Mar 27, 2012
Saint Vitus - Lillie: F-65 ...
Now with that out-of-the-way, it has to be noted that 'Lillie: F-65' is a no-nonsense Saint Vitus album and they deliver exactly what the Vitus fan wants to hear from them. There is no bending of their sound, not much experimentation but fans wouldn't want it any other way. Dave Chandler's guitar sound is intact still after all these years; he still has that abrasive, nasty sound and Wino's vocals are as expressive and as down to earth as ever. Scott “Wino” Weinrich is one of the most charismatic artists to emerge from the doom scene and the vocals on this album drive that point home even further. As well as some of the best vocals that Wino has ever delivered, lyrically this has the best lyrics ever put down onto a Saint Vitus album. Songs like 'The Bleeding Ground' where Wino tells stories about secret Government drug testing is just one example of the totally captivating lyrical approach that album has to offer.
The album starts off in typical Saint Vitus doomed dirge style with 'Let Them Fall' Vocals follow the riffs or is it the other way around, either way it is simple, straight-forward stuff but that is what you want to hear, right? The riffing is depressing and kind of morose and the vocal style is one of pure pain but the song itself seems a bit underdone at just four minutes. It is hardly a dud track but it is still a rather under-whelming opening track. 'The Bleeding Ground' follows and there is a rise in songwriting quality. Musically, it is Vitus at their best and features easily the best lyrics on the album. It has a classic start-stop arrangement which is something they nailed so well back on the 'Born Too Late' album in 1986. The guitar work is also some of Chandler's finest; even finding time to add some rare melodic touches to the track. 'The Bleeding Ground' is a major highlight and will be for many people, the best track on 'Lillie: F-65.'
Just 10 minutes into the album and they go into a short instrumental titled 'Vertigo' and it is again surprisingly melodic but it acts as the perfect lead in to the next track 'Blessed Night.' Seeing as this track has been played live for at least a year already, the track already seems like an old friend. The track highlights how well drummer Henry Vasquez has fitted into the band. The Blood Of The Sun drummer is of course a very skilled drummer capable of dynamic drum rolls and classic 70's styled drumming perfection but he can also do the basic, stripped down doom approach with ease too and his drumming shines on 'Lillie F-65.' Now as much as this album is a morose dark affair, it is not till you get to 'The Waste of Time' that the album goes full-tilt doom. This track is about as 'bleak' as Saint Vitus gets and it signals a shift into darker, more depressing realms of doom metal for the rest of the album. The album's second half in my opinion is far stronger than the first and far more atmospheric and it also supplies the best two tracks of 'Lillie: F-65' starting with 'The Waste of Time.'
'The Waste Of Time' bleeds into 'Dependence' and it has taken a while but finally the band is running at the peak of its powers. 'Dependence' is a complete Vitus track with all the elements that make Saint Vitus such a much-loved band including a sabbathian passage towards the end of the track. It has the screeching guitar work of Chandler and the downtrodden but down to earth vibe and is classic Vitus material and a great way to end the album. I say end because there is one more track but I honestly find it close to un-listenable. It is basically Dave Chandler trying to destroy the eardrums of listeners and doing a pretty good job of it but it is also mundane to listen to. I dig Dave's guitar work as much as any dedicated Saint Vitus listener but this instrumental outro piece just seems pointless and self-indulgent; especially when the album is already too short as it is. Wasting 3 minutes of playing time on a track of a guitarist getting his rocks off might be interesting for one or two spins but after that, it becomes pure "skip" material.

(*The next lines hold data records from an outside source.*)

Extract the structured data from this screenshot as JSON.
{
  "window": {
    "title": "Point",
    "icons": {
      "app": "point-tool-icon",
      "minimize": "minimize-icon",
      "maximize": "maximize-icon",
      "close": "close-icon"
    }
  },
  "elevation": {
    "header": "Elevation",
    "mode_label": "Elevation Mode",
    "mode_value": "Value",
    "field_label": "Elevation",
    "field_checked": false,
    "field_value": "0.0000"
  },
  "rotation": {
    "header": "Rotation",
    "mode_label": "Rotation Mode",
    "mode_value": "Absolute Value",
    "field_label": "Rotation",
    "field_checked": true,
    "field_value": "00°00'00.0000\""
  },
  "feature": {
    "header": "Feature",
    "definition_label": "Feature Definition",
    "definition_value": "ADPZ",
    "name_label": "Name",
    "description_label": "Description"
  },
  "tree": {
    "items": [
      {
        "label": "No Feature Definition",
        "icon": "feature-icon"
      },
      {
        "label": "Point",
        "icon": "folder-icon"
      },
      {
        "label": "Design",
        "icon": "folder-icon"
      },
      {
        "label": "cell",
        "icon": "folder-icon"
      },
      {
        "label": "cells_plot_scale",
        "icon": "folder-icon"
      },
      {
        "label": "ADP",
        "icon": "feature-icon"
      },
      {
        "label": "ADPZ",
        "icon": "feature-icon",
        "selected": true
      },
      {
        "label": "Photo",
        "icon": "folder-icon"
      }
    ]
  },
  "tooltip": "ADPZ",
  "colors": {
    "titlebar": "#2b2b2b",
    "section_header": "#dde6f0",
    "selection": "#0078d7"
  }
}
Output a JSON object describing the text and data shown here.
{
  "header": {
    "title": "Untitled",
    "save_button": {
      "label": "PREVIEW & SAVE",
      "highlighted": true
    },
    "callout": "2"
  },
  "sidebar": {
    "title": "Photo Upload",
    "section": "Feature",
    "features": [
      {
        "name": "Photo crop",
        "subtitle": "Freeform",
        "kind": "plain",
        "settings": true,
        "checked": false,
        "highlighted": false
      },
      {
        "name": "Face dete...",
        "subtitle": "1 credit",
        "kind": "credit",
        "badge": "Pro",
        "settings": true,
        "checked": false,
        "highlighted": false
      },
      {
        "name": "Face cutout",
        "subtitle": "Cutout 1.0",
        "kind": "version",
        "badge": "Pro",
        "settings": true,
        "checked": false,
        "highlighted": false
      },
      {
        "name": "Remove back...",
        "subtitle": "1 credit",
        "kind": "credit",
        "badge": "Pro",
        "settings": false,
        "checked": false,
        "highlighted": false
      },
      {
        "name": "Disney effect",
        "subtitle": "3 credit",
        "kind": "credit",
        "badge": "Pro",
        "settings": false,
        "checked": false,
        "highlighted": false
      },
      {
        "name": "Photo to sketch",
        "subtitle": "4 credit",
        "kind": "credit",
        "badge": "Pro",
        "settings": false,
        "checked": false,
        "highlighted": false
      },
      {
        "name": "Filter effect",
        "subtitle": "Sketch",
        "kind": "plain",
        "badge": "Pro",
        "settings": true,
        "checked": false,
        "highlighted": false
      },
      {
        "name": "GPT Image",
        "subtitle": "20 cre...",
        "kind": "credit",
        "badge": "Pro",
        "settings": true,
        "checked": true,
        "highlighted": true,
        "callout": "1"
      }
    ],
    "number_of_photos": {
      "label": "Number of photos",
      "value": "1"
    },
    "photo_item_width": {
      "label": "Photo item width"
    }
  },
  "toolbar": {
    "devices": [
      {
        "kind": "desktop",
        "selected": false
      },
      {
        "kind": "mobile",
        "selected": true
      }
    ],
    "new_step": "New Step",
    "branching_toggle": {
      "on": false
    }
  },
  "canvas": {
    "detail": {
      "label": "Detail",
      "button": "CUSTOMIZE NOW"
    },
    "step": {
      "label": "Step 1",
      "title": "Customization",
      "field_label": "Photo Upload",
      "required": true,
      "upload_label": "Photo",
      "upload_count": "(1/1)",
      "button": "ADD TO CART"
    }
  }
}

The production on 'Lillie F-65' by T. Dallas Reed is great and while it lacks the charm of Born Too Late or Die Healing; it is technically the best mix the band has ever had on an album. The first half of the album is half great, half ordinary but even the ordinary passages are still better than most other bands. The second half of the album is where the release really shines apart from the time-wasting noise-fest that closes the album. 'Lillie F-65' is good but underdone, way too short and has a couple of less than spectacular tracks so it is far from perfect. For Saint Vitus fans like myself, it is still highly recommended but for other people not sold on Saint Vitus, this won't go changing your mind on the band. I rate the quality of this album in the middle of their catalog of recordings. It is far from the worse but not close to the best but it will end up near the top of 2012 album list regardless......8/10.